日本の1.5倍のフランス全土が雨になることは極めて少ないが、フランス
の14分の一しかない東電管内全てが雨または曇になる確率は極めて高い。
ヨーロッパでは月平均降水量が50ミリ程度と極めて少ない上に、梅雨や台風や大洪水が無い。また需要と供給のバランス制御は国全体をまとめて行っているため、国全体の太陽光の発電が制御の対象としている。国全体で、太陽光発電が無いということは極めて少ない。
従って、ヨーロッパでは太陽光発電が増えても太陽光発電用のバックアップ電源は必要としない。
日本では、日本を10分割した狭い地域単位に需給制御を行っているので、発電量が全く無い時のためのバックアップ電源を電力会社毎に用意しておく必要がある。
弊社は、バックアップ電源が不要とする世界で最初の技術を発明しました
それが「太陽光発電保障システム 」の「安定給電保障機能」です。
太陽光発電が大量に導入されると原子力発電が不要となる。不要になると核燃料資産がゼロになり、債務超過に陥る。
反対理由4.
使用済み核燃料は再処理を施せばまた使用することが出来るため、資産価値ありと認められている。

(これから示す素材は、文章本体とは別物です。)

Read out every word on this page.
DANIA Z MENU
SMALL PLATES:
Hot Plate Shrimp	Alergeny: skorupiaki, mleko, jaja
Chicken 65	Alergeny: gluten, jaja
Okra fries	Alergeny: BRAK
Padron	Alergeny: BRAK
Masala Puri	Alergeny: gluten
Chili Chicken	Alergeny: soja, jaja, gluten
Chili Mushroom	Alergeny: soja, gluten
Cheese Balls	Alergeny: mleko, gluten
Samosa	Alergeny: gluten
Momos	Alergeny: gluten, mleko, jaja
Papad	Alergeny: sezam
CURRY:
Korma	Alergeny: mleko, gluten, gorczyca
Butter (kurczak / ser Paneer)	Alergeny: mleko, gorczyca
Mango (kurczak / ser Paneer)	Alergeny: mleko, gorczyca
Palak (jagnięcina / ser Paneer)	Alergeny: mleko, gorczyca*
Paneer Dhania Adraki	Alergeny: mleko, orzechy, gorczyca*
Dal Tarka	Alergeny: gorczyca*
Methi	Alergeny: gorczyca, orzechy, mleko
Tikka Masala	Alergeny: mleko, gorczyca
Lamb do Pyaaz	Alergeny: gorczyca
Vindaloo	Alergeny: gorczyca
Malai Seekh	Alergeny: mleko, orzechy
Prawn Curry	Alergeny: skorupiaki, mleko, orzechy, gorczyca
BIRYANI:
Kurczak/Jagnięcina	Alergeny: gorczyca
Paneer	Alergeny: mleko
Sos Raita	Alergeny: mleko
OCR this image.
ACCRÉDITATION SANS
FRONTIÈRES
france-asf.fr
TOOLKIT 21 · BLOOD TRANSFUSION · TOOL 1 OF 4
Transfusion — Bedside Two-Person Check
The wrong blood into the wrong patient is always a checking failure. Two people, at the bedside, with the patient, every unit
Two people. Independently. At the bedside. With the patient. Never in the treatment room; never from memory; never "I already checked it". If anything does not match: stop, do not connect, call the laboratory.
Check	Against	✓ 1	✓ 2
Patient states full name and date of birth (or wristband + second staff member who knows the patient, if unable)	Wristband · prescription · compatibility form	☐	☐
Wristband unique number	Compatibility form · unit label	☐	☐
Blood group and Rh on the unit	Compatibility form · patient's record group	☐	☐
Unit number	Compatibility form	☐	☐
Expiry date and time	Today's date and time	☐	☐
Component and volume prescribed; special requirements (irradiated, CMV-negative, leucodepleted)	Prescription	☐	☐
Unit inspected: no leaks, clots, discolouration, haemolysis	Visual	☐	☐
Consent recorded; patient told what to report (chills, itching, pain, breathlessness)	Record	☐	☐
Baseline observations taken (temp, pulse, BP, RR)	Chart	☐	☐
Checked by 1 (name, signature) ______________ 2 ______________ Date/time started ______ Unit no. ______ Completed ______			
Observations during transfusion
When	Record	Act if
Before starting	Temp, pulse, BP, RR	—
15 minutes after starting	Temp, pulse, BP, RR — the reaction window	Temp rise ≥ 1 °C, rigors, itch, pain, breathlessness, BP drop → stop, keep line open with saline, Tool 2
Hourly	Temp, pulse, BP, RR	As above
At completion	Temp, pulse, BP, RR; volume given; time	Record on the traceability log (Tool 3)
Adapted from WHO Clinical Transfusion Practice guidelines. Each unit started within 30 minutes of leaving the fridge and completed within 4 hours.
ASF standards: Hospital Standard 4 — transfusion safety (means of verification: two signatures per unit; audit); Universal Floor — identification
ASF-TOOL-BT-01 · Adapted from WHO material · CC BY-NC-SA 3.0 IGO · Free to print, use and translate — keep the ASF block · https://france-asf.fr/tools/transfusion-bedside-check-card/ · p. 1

その価値は、膨大なものです。東京電力では1兆円近いこともあった。
原発を持っている全電力会社の資産価値を内訳は下の表のとおりです。
現在停止している原発は、再稼働はしませんと発言したら、その瞬間資産価値は無くなる。価値がなくなるとほとんどの電力会社は債務超過に陥り、会社経営は困難となる。
だから、電力会社は、口が裂けても「原発は停止します」とは口が裂けても言えない。
核燃料の資産価値問題は、太陽光発電保障システムでは解決できない。
政治や経産省や電力業界全体で解決すべきテーマである。
原発を使い続けたとしても、5~6年先には太陽光発電は原発より発電コストが安くなる。また電力自由化が進んだ現在、高い電気を売っている電力会社はお客様が離れて行く。行きつく先は倒産しかありえない。
参照 ⇒⇒ 電灯契約のお客さんが消えて行く
頭の柔軟な電力会社の経営幹部をそろえた電力会社は、早めに太陽光発電に切り替えて行く。頭の固い経営幹部が牛耳っている電力会社は、電力価格競争に敗れ、消えて行くことになる。